Like Ayurveda and Traditional Chinese Medicine, Persian cuisine also believes in the concept of duality where foods can be broadly classified as “hot” (“garmi”) or “cold” (“sardi”). Specifically speaking however, there is a third category – neutral.
This concept of duality extends beyond food, for instance, humans too could also be broadly classified as “hot” (aggressive) or “cold” (laid-back) natured.
This Persian culinary philosophy has its roots in Unani medicine.
With these principles in mind, Persian cuisine seeks to balance the two opposites to create a harmonious whole, for instance by balancing “hot” and “cold” foods and by making dietary adjustments based on whether a person is “hot” or “cold” natured. A “hot” natured person for instance may increase intake of “cold” foods and a “cold” natured person may increase intake of “hot” foods. Seasonal changes also dictate a change in foods to counter “hot” or “cold” imbalances precipitated by the change in season. So “hot” foods are usually served on the Persian food table during “cold” seasons such as winter, and “cold” foods usually appear during “hot” seasons such as summer.
The terms “hot” and “cold” here do not refer to spiciness or temperature of the food but rather the effects the food has on the human body.
“Hot” foods tend to increase internal body heat and metabolism. “Cold” foods on the other hand are the opposite, helping to neutralize internal body heat.
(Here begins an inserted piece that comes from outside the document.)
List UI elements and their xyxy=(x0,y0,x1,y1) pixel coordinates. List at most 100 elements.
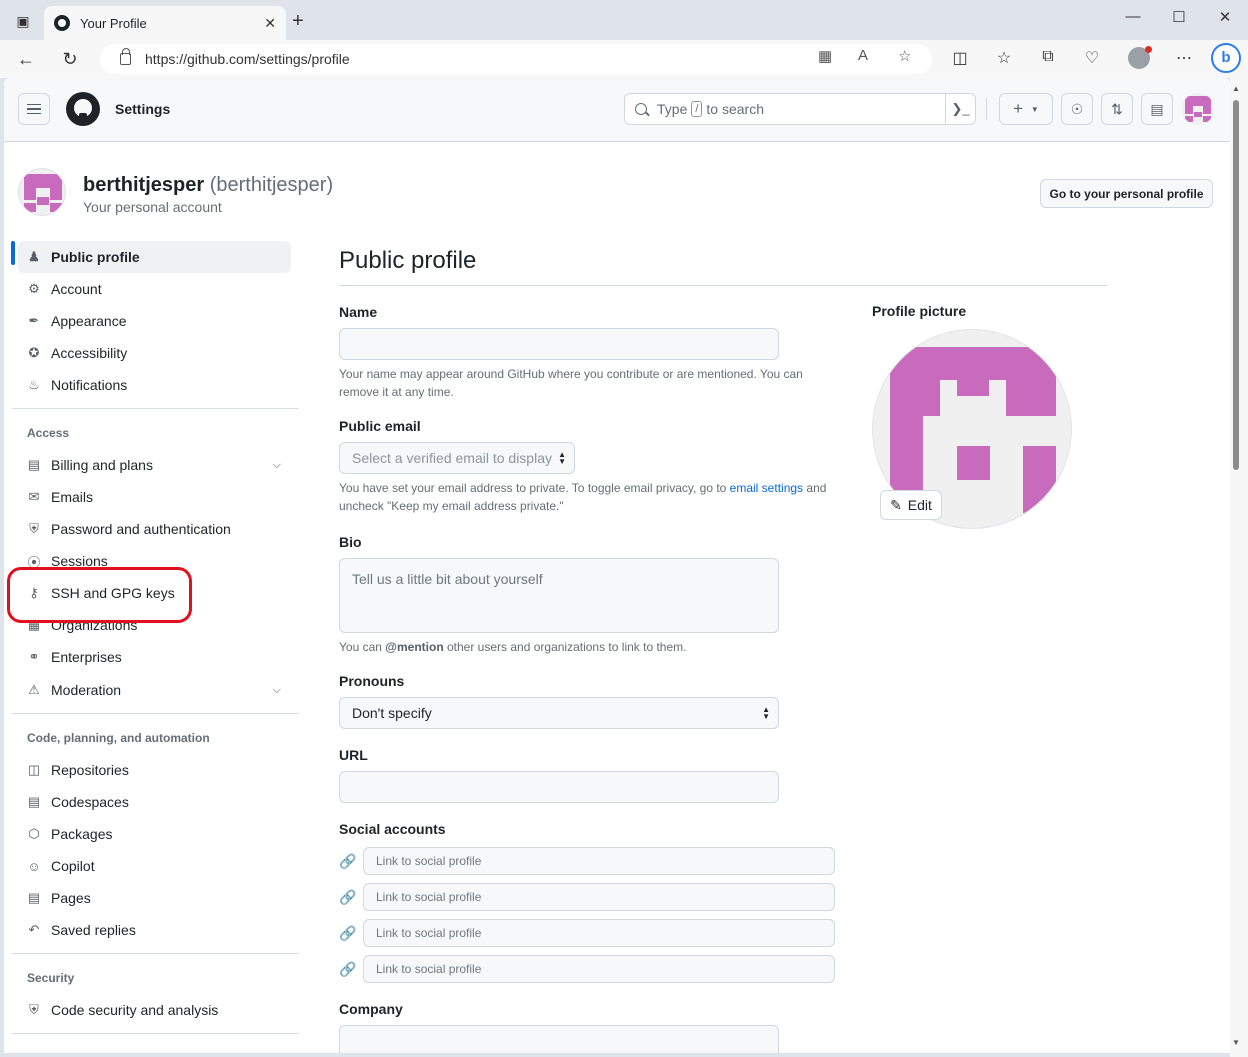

During hot summer months when internal body heat tends to build, “cold” foods such as pomegranate help tone down this internal heat buildup, and thereby avert potential illness or bodily change such as the eruption of a rash for instance.
Within these two broad classifications, there are varying levels of “hot” and “cold” – some foods are “hotter” or “colder” than others. And for some foods, the classification of “hot” or “cold” is not unanimously agreed on.
Nuts (such as walnuts, peanuts, pistachios, almonds, hazelnuts,)
Most spices (such as ginger, saffron, turmeric, pepper, cinnamon, fenugreek, caraway, cumin, vanilla and nutmeg)
Some herbs (such as dill, basil, parsely, tarragon, thyme)
Some pulses (such as chickpeas, red beans, soybeans)
Most meats (such as liver, lamb, camel, chicken)
Some seafood (such as shrimp, lobsters)
Some fresh fruits (such as mangoes, bananas, peaches, oranges)
Most dried fruit (such as raisins, figs)
Some fresh vegetables (such as scallions, radish, bell peppers, leeks broccoli, carrrots, celery, eggplants, potatoes,
Most dried vegetables
Some oils (such as sesame oil
Most dairy (including yogurt)
Most fresh fruit (such as watermelons, pomegranates, strawberries, pears, apricots)
Some vegetables (cucumbers, lettuce, spinach)
Some herbs (such as coriander)
Some seafood (such as fish)
Generally, Persian cuisine aims to seek balance where “hot” and “cold” ingredients are married to create a “neutral” dish. Most traditional Persian dishes are balanced.
For instance, “khoresh fesenjan” خورش فسنجون,
a popular meat stew with pomegranates and walnuts is a classic Persian dish where “hot” ingredients (walnuts) are combined with “cold” ingredients (pomegranates) to create a neutral, balanced and harmonious dish.
Kebabs, which are “hot” are usually served with a dip of yogurt which is “cold” resulting in a balanced meal.